BERITA UTAMA

MK kembali Tolak Gugatan Presidential Threshold

0
×

MK kembali Tolak Gugatan Presidential Threshold

Sebarkan artikel ini
SIDANG— ajelis Hakim Mahkamah Konstitusi (MK) sedang sidang di Gedung Mahkamah Konsitusi, Jakarta.

JAKARTA, METRO–Untuk kali kesekian, Mahkamah Konstitusi (MK) mementahkan gugatan so­al ketentuan presidential threshold (PT) atau ambang batas pencalonan presiden. Kali ini gugatan yang kandas itu diajukan oleh Partai Buruh bersama dua orang bernama Mahardhikka Prakasha Shatya dan Wiratno Hadi.

Ketentuan yang digu­gat adalah Pasal 222 UU tentang Pemilu. Pasal itu berbunyi, pasangan calon diusulkan oleh parpol atau gabungan parpol peserta pemilu yang memenuhi persyaratan perolehan kur­si paling sedikit 20 per­sen dari jumlah kursi DPR atau memperoleh 25 persen dari suara sah secara nasional pada pemilu anggota DPR sebelumnya.

Selama ini, sejumlah pihak menilai, pasal tersebut membatasi jumlah pa­sangan capres-cawapres sehingga menghalangi hak warga negara untuk men­dapatkan banyak pilihan capres. Padahal, dalam UUD 1945 tidak disebutkan syarat persentase untuk dapat mengusung pasangan capres-cawapres.

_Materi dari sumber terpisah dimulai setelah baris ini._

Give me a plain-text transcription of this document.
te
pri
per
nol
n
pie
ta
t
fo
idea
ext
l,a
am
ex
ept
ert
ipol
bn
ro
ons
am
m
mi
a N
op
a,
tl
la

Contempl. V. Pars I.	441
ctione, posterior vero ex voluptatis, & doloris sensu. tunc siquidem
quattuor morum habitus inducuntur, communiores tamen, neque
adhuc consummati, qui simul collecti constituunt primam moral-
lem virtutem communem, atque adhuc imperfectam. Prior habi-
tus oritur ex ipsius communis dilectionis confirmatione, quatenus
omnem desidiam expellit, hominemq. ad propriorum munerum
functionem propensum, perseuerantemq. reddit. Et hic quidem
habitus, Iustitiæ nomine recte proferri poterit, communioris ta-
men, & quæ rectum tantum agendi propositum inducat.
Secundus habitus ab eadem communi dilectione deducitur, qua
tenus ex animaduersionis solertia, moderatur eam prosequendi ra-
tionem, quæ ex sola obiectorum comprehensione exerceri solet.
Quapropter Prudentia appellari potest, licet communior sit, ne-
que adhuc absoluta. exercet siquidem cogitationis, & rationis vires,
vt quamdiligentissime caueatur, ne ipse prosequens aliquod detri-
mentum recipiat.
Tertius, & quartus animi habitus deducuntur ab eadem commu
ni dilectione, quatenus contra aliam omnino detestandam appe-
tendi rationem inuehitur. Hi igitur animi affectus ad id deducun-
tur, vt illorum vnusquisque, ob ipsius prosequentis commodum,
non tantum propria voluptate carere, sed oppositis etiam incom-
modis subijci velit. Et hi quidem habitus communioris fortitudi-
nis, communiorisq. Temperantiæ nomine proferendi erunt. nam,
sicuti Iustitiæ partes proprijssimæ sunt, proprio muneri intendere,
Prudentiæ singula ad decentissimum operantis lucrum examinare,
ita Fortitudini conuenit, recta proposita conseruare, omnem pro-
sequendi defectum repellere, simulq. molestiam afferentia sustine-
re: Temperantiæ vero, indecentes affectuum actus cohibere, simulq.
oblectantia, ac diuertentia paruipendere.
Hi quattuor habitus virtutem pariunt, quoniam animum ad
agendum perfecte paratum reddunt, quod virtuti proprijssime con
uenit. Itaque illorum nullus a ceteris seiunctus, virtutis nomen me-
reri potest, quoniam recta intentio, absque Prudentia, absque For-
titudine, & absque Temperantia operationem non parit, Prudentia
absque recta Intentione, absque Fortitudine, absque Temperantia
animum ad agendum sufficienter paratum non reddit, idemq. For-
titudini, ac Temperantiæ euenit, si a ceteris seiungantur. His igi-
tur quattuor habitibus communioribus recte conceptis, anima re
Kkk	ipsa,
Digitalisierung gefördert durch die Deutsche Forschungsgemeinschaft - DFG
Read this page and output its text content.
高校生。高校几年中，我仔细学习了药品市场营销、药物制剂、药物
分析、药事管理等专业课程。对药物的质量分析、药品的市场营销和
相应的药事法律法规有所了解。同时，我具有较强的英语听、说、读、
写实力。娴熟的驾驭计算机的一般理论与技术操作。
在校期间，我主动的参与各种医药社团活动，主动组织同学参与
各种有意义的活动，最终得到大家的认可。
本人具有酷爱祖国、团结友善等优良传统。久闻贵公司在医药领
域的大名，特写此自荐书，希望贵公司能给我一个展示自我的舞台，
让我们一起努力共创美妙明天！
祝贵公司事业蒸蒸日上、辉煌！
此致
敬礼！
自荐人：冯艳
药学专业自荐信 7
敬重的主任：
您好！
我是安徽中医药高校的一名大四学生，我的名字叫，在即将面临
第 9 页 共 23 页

Hakim konstitusi Arief Hidayat menjelaskan, Partai Buruh tidak mengikuti pemilihan pada pemilu sebelumnya. Sedangkan norma PT diberlakukan bagi parpol yang telah mengikuti pemilu dan memperoleh dukungan suara.

Sementara itu, untuk dua pemohon lainnya, MK menyatakan bahwa warga perorangan tidak memiliki legal standing untuk mengajukan gugatan pasal ter­sebut. Arief menambahkan, ketentuan PT itu tidak berarti menghalangi hak Partai Buruh untuk turut serta mengusung pasangan capres-cawapres. Partai-partai tetap dapat menggabungkan diri dengan parpol yang telah memenuhi syarat, paparnya.

Namun, putusan soal PT tersebut tidak diambil secara bulat oleh para hakim konstitusi. Dua ha­kim memiliki pendapat berbeda. Yakni, Saldi Isra dan Suhartoyo. (jpg)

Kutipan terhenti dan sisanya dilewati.